As for as the Silver Linings scene, like all good dialogue, there’s something going on underneath the surface (Tiffany likes Pat and is trying to get him). There’s also conflict, but it’s not as obvious as what we’re used to. Tiffany wants Pat, but Pat isn’t interested in Tiffany. He still loves his ex-wife.

If you look closer, you realize that this conflict drives the scene. We like Tiffany. We want her to get what she wants (Pat). So we stick around to see if she succeeds. In many ways, this becomes a mini-script. Once we know Tiffany’s goal, we can add obstacles to that goal, and those obstacles become the drama that keeps the scene interesting.

For instance, everything’s going well for Tiffany at first. Pat shares a bowl of cereal with her. Score! But then he finds out she can get a note to his wife (obstacle!) and success is in doubt. But Tiffany wisely realizes she can use this this note to her advantage, as a way to spend more time with Pat. But then Pat calls her crazy and she goes ballistic.

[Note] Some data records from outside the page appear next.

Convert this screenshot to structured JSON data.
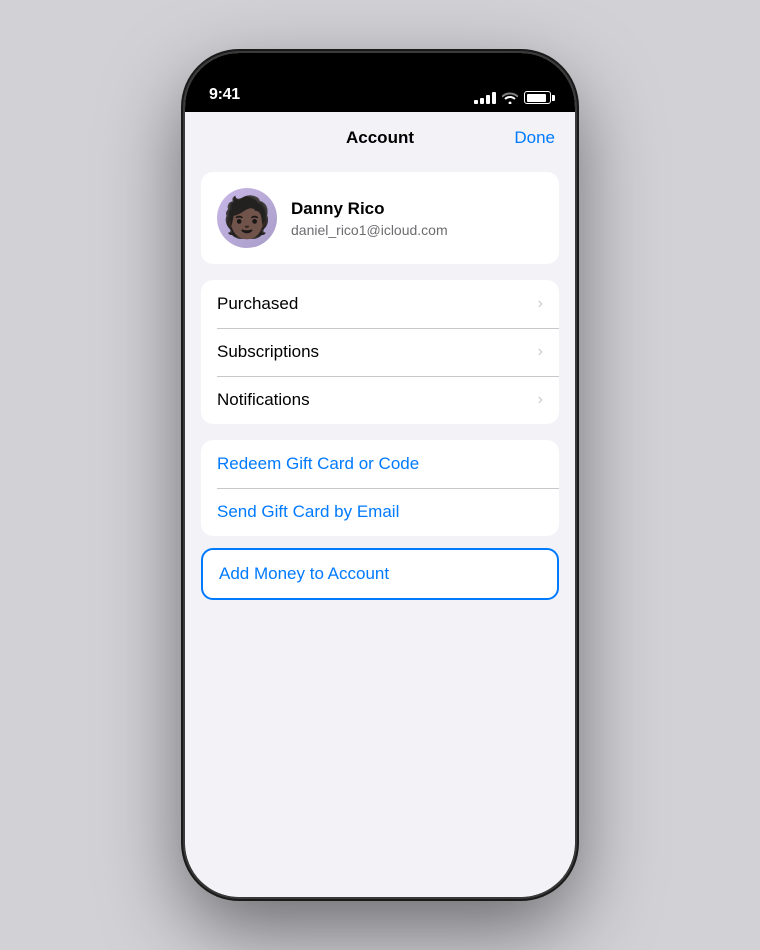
{
  "statusBar": {
    "time": "9:41",
    "signalBars": [
      4,
      6,
      8,
      10,
      12
    ],
    "batteryPercent": 90
  },
  "nav": {
    "title": "Account",
    "doneLabel": "Done"
  },
  "profile": {
    "name": "Danny Rico",
    "email": "daniel_rico1@icloud.com",
    "avatarEmoji": "🧑🏿‍🦱"
  },
  "menuItems": [
    {
      "label": "Purchased",
      "id": "purchased"
    },
    {
      "label": "Subscriptions",
      "id": "subscriptions"
    },
    {
      "label": "Notifications",
      "id": "notifications"
    }
  ],
  "actionItems": [
    {
      "label": "Redeem Gift Card or Code",
      "id": "redeem",
      "highlighted": false
    },
    {
      "label": "Send Gift Card by Email",
      "id": "send-gift",
      "highlighted": false
    },
    {
      "label": "Add Money to Account",
      "id": "add-money",
      "highlighted": true
    }
  ],
  "icons": {
    "chevron": "›",
    "wifi": "📶",
    "battery": "🔋"
  }
}
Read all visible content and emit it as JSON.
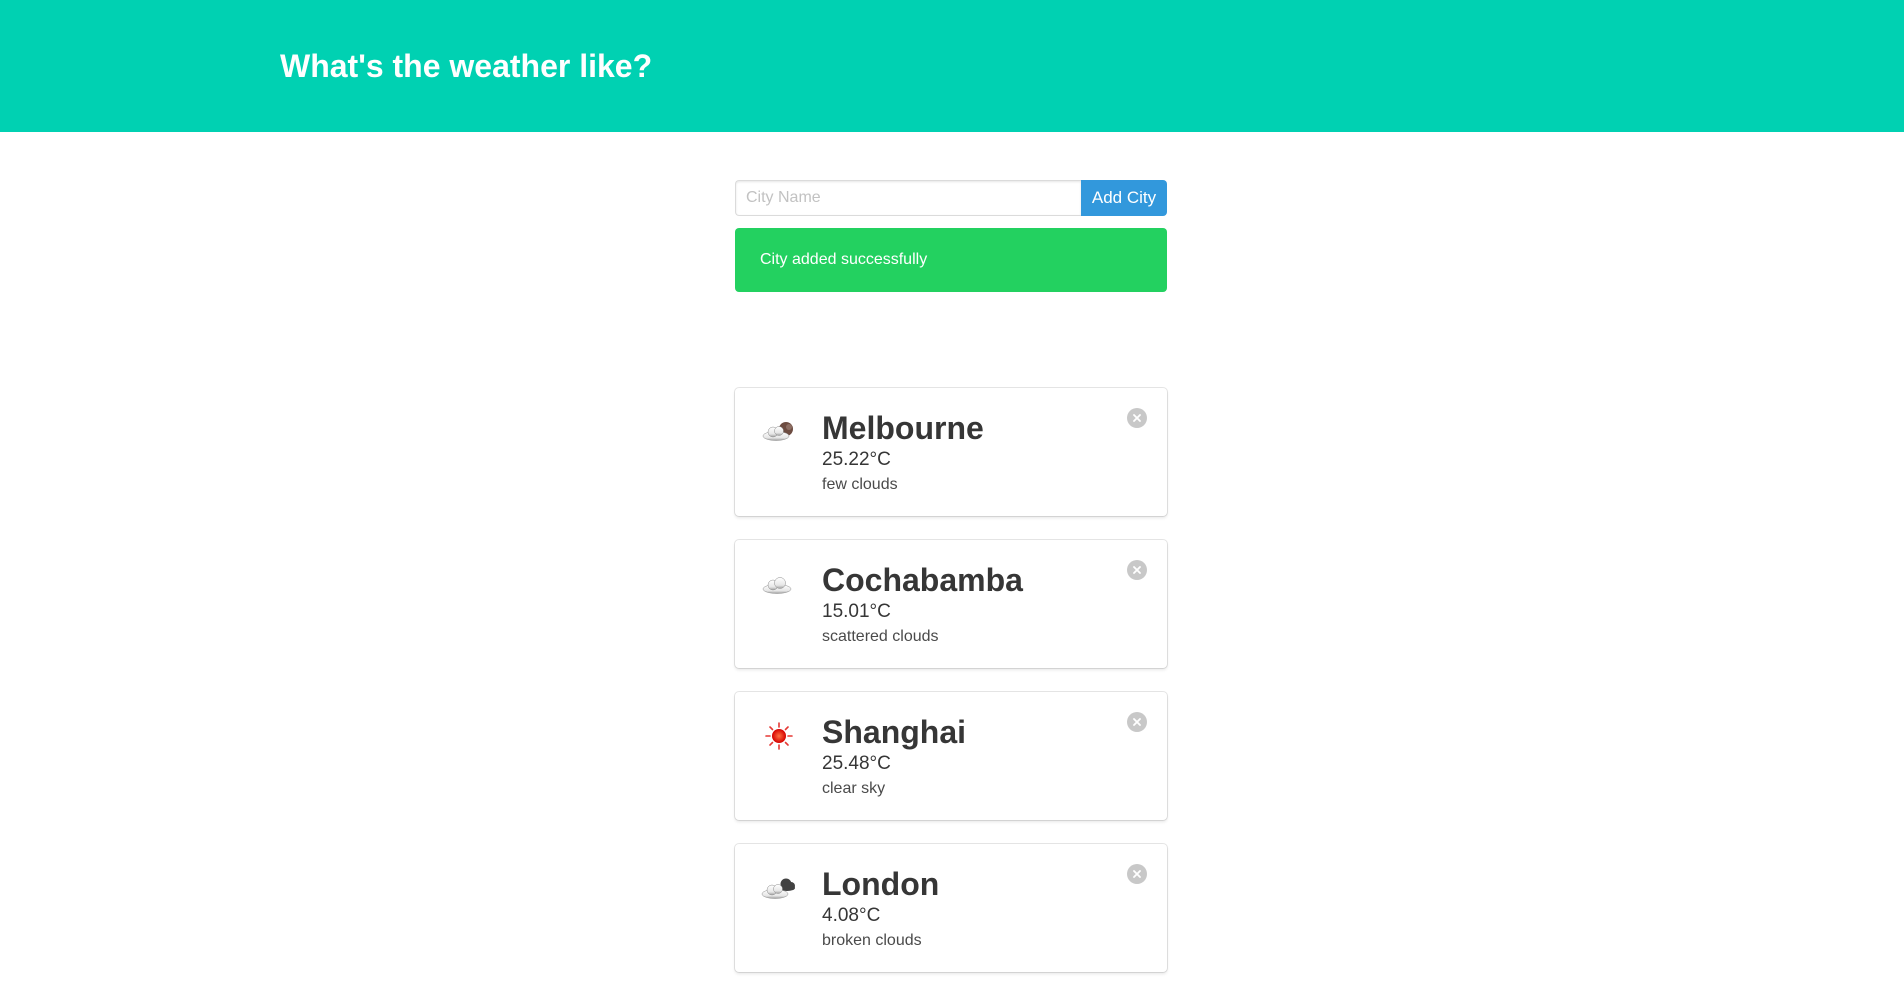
{
  "header": {
    "title": "What's the weather like?"
  },
  "form": {
    "placeholder": "City Name",
    "value": "",
    "button_label": "Add City"
  },
  "notification": {
    "message": "City added successfully",
    "color": "#23d160"
  },
  "colors": {
    "hero": "#00d1b2",
    "button": "#3298dc"
  },
  "cities": [
    {
      "name": "Melbourne",
      "temperature": "25.22°C",
      "description": "few clouds",
      "icon": "few-clouds-icon"
    },
    {
      "name": "Cochabamba",
      "temperature": "15.01°C",
      "description": "scattered clouds",
      "icon": "scattered-clouds-icon"
    },
    {
      "name": "Shanghai",
      "temperature": "25.48°C",
      "description": "clear sky",
      "icon": "clear-sky-icon"
    },
    {
      "name": "London",
      "temperature": "4.08°C",
      "description": "broken clouds",
      "icon": "broken-clouds-icon"
    }
  ]
}
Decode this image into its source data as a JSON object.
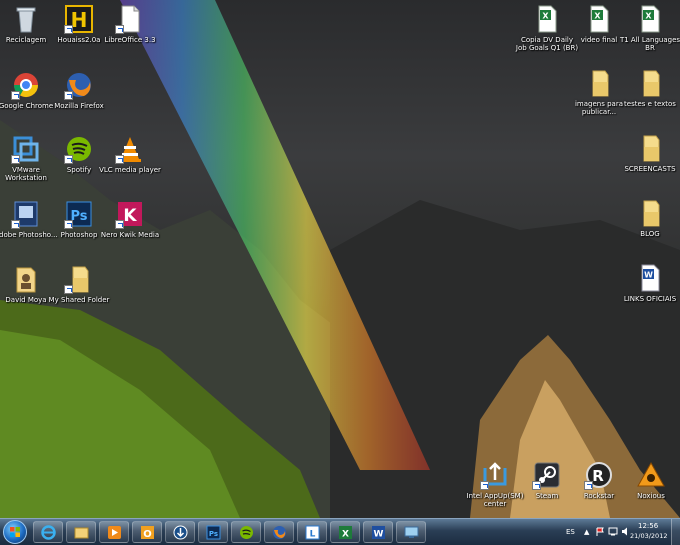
{
  "desktop_icons": [
    {
      "label": "Reciclagem",
      "icon": "recycle-bin-icon"
    },
    {
      "label": "Houaiss2.0a",
      "icon": "houaiss-icon"
    },
    {
      "label": "LibreOffice 3.3",
      "icon": "libreoffice-icon"
    },
    {
      "label": "Google Chrome",
      "icon": "chrome-icon"
    },
    {
      "label": "Mozilla Firefox",
      "icon": "firefox-icon"
    },
    {
      "label": "VMware Workstation",
      "icon": "vmware-icon"
    },
    {
      "label": "Spotify",
      "icon": "spotify-icon"
    },
    {
      "label": "VLC media player",
      "icon": "vlc-icon"
    },
    {
      "label": "Adobe Photosho...",
      "icon": "photoshop-icon"
    },
    {
      "label": "Photoshop",
      "icon": "photoshop-icon"
    },
    {
      "label": "Nero Kwik Media",
      "icon": "nero-icon"
    },
    {
      "label": "David Moya",
      "icon": "user-folder-icon"
    },
    {
      "label": "My Shared Folder",
      "icon": "folder-icon"
    },
    {
      "label": "Copia DV Daily Job Goals Q1 (BR)",
      "icon": "excel-file-icon"
    },
    {
      "label": "video final",
      "icon": "excel-file-icon"
    },
    {
      "label": "T1 All Languages BR",
      "icon": "excel-file-icon"
    },
    {
      "label": "imagens para publicar...",
      "icon": "folder-icon"
    },
    {
      "label": "testes e textos",
      "icon": "folder-icon"
    },
    {
      "label": "SCREENCASTS",
      "icon": "folder-icon"
    },
    {
      "label": "BLOG",
      "icon": "folder-icon"
    },
    {
      "label": "LINKS OFICIAIS",
      "icon": "word-file-icon"
    },
    {
      "label": "Intel AppUp(SM) center",
      "icon": "intel-appup-icon"
    },
    {
      "label": "Steam",
      "icon": "steam-icon"
    },
    {
      "label": "Rockstar",
      "icon": "rockstar-icon"
    },
    {
      "label": "Noxious",
      "icon": "noxious-icon"
    }
  ],
  "taskbar": {
    "pinned": [
      "internet-explorer-icon",
      "folder-icon",
      "media-player-icon",
      "outlook-icon",
      "thunderbird-icon",
      "photoshop-icon",
      "spotify-icon",
      "firefox-icon",
      "lync-icon",
      "excel-icon",
      "word-icon",
      "remote-desktop-icon"
    ],
    "language": "ES",
    "time": "12:56",
    "date": "21/03/2012"
  }
}
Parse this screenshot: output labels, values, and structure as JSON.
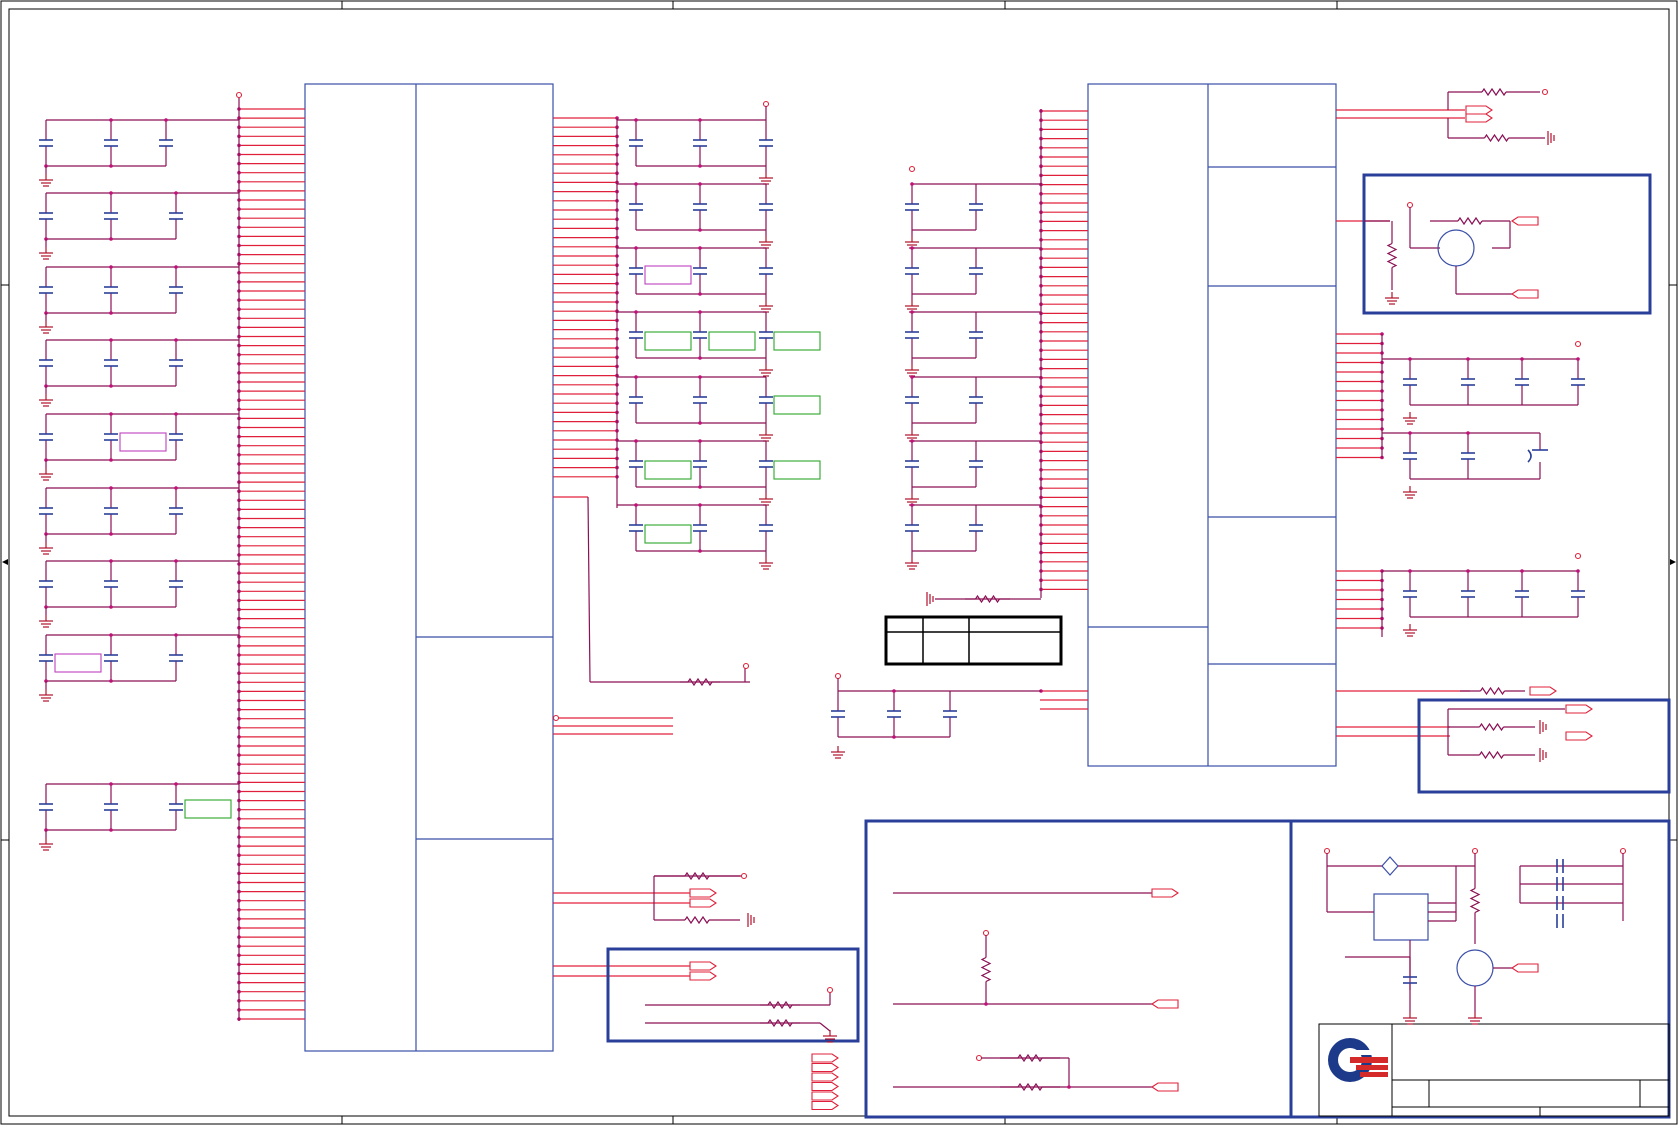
{
  "schematic": {
    "type": "circuit-schematic",
    "colors": {
      "wire": "#b0102a",
      "pin": "#e0203a",
      "part_outline": "#3a4fa8",
      "group_box": "#2a3f9a",
      "junction": "#c0107a",
      "label_box": "#2aa52a",
      "note_box": "#c040c0",
      "logo_red": "#d42a2a",
      "logo_blue": "#1d3a8a"
    },
    "logo": {
      "name": "company-logo-icon"
    },
    "symbols": [
      "capacitor",
      "resistor",
      "ground",
      "mosfet",
      "diode",
      "power-port",
      "off-page-connector"
    ]
  }
}
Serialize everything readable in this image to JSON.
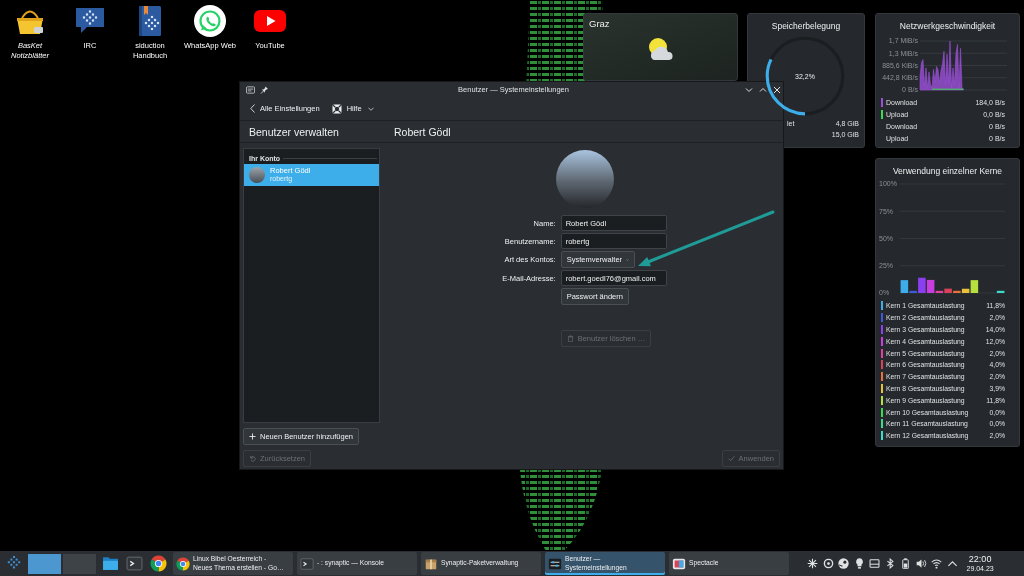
{
  "desktop_icons": [
    {
      "label": "BasKet Notizblätter",
      "kind": "basket",
      "is_link": true
    },
    {
      "label": "IRC",
      "kind": "chat",
      "is_link": false
    },
    {
      "label": "siduction Handbuch",
      "kind": "book",
      "is_link": false
    },
    {
      "label": "WhatsApp Web",
      "kind": "phone_bubble",
      "is_link": false
    },
    {
      "label": "YouTube",
      "kind": "play",
      "is_link": false
    }
  ],
  "widgets": {
    "weather": {
      "location": "Graz"
    },
    "memory": {
      "title": "Speicherbelegung",
      "level": 0.322,
      "reading": "32,2%",
      "rows": [
        {
          "label": "let",
          "value": "4,8 GiB"
        },
        {
          "value": "15,0 GiB"
        }
      ]
    },
    "network": {
      "title": "Netzwerkgeschwindigkeit",
      "axis_labels": [
        "1,7 MiB/s",
        "1,3 MiB/s",
        "885,6 KiB/s",
        "442,8 KiB/s",
        "0 B/s"
      ],
      "legend": [
        {
          "label": "Download",
          "value": "184,0 B/s",
          "color": "#9b4fd8"
        },
        {
          "label": "Upload",
          "value": "0,0 B/s",
          "color": "#3dd94f"
        }
      ],
      "totals": [
        {
          "label": "Download",
          "value": "0 B/s"
        },
        {
          "label": "Upload",
          "value": "0 B/s"
        }
      ]
    },
    "cores": {
      "title": "Verwendung einzelner Kerne",
      "chart_data": {
        "type": "bar",
        "grid": true,
        "ylim": [
          0,
          100
        ],
        "yticks": [
          {
            "value": 100,
            "label": "100%"
          },
          {
            "value": 75,
            "label": "75%"
          },
          {
            "value": 50,
            "label": "50%"
          },
          {
            "value": 25,
            "label": "25%"
          },
          {
            "value": 0,
            "label": "0%"
          }
        ],
        "series": [
          {
            "name": "Kern 1 Gesamtauslastung",
            "color": "#3daee9",
            "values": [
              11.8
            ]
          },
          {
            "name": "Kern 2 Gesamtauslastung",
            "color": "#3b5bdb",
            "values": [
              2.0
            ]
          },
          {
            "name": "Kern 3 Gesamtauslastung",
            "color": "#8a3ff0",
            "values": [
              14.0
            ]
          },
          {
            "name": "Kern 4 Gesamtauslastung",
            "color": "#c83de0",
            "values": [
              12.0
            ]
          },
          {
            "name": "Kern 5 Gesamtauslastung",
            "color": "#e0409a",
            "values": [
              2.0
            ]
          },
          {
            "name": "Kern 6 Gesamtauslastung",
            "color": "#d9405a",
            "values": [
              4.0
            ]
          },
          {
            "name": "Kern 7 Gesamtauslastung",
            "color": "#e8723a",
            "values": [
              2.0
            ]
          },
          {
            "name": "Kern 8 Gesamtauslastung",
            "color": "#e8c23a",
            "values": [
              3.9
            ]
          },
          {
            "name": "Kern 9 Gesamtauslastung",
            "color": "#b5e03d",
            "values": [
              11.8
            ]
          },
          {
            "name": "Kern 10 Gesamtauslastung",
            "color": "#3dd94f",
            "values": [
              0.0
            ]
          },
          {
            "name": "Kern 11 Gesamtauslastung",
            "color": "#3ddc8a",
            "values": [
              0.0
            ]
          },
          {
            "name": "Kern 12 Gesamtauslastung",
            "color": "#3ddcc8",
            "values": [
              2.0
            ]
          }
        ]
      },
      "legend_values": [
        "11,8%",
        "2,0%",
        "14,0%",
        "12,0%",
        "2,0%",
        "4,0%",
        "2,0%",
        "3,9%",
        "11,8%",
        "0,0%",
        "0,0%",
        "2,0%"
      ]
    }
  },
  "window": {
    "title": "Benutzer — Systemeinstellungen",
    "toolbar": {
      "back": "Alle Einstellungen",
      "help": "Hilfe"
    },
    "sidebar": {
      "title": "Benutzer verwalten",
      "section": "Ihr Konto",
      "users": [
        {
          "name": "Robert Gödl",
          "login": "robertg",
          "selected": true
        }
      ],
      "add_button": "Neuen Benutzer hinzufügen"
    },
    "page": {
      "title": "Robert Gödl",
      "fields": [
        {
          "kind": "text",
          "label": "Name:",
          "value": "Robert Gödl"
        },
        {
          "kind": "text",
          "label": "Benutzername:",
          "value": "robertg"
        },
        {
          "kind": "dropdown",
          "label": "Art des Kontos:",
          "value": "Systemverwalter"
        },
        {
          "kind": "text",
          "label": "E-Mail-Adresse:",
          "value": "robert.goedl76@gmail.com"
        }
      ],
      "password_button": "Passwort ändern",
      "delete_button": {
        "label": "Benutzer löschen …",
        "disabled": true
      }
    },
    "footer": {
      "reset": {
        "label": "Zurücksetzen",
        "disabled": true
      },
      "apply": {
        "label": "Anwenden",
        "disabled": true
      }
    }
  },
  "taskbar": {
    "pager": [
      {
        "selected": true
      },
      {
        "selected": false
      }
    ],
    "pinned": [
      {
        "kind": "folder"
      },
      {
        "kind": "terminal"
      },
      {
        "kind": "browser"
      }
    ],
    "tasks": [
      {
        "kind": "browser",
        "label": "Linux Bibel Oesterreich -\nNeues Thema erstellen - Go…",
        "selected": false
      },
      {
        "kind": "terminal",
        "label": "- : synaptic — Konsole",
        "selected": false
      },
      {
        "kind": "package",
        "label": "Synaptic-Paketverwaltung",
        "selected": false
      },
      {
        "kind": "settings",
        "label": "Benutzer —\nSystemeinstellungen",
        "selected": true
      },
      {
        "kind": "screenshot",
        "label": "Spectacle",
        "selected": false
      }
    ],
    "tray": [
      {
        "kind": "asterisk"
      },
      {
        "kind": "ring"
      },
      {
        "kind": "disc"
      },
      {
        "kind": "lightbulb"
      },
      {
        "kind": "drive"
      },
      {
        "kind": "bluetooth"
      },
      {
        "kind": "battery"
      },
      {
        "kind": "speaker"
      },
      {
        "kind": "wifi"
      },
      {
        "kind": "caret_up"
      }
    ],
    "clock": {
      "time": "22:00",
      "date": "29.04.23"
    }
  }
}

I think that’s another reason this dialogue works so well. The scene isn’t a straight line. It has highs and it has lows. Drama IS highs and lows so chances are, if you have these extremes in your scene, we’re going to keep reading.

But the real reason this scene works has nothing to do with the scene itself. It has to do with a decision that was made long before the scene was ever written. The scene works because these two characters are wackadoodles. They’re both “dialogue-friendly” characters. And when you write dialogue-friendly characters into your script, you’re guaranteed to have more instances of good dialogue, especially if they’re the leads in your film. That was the genius of Silver Linings Playbook. It gave us two mentally offbeat characters who naturally say a lot of weird and entertaining shit.

I’m interested to see how you guys call this one. Silver Linings is good but the amateur entry isn’t chopped liver. Weigh in in the comments section!

What I learned: In a “get to know you” scene, one (or both) of your characters will inevitably talk about their past. These stories HAVE TO BE INTERESTING. If you give us some boring shit about how they used to be a first grade teacher but decided to quit and go back to school, you’re better off not mentioning their past at all. Give us something interesting or zip it. Tiffany’s backstory is that she banged 11 guys at work and got fired for it. That’s the kind of story that makes the reader sit up and go, “Whoa.” It’s the kind of backstory that’s WORTH bringing up.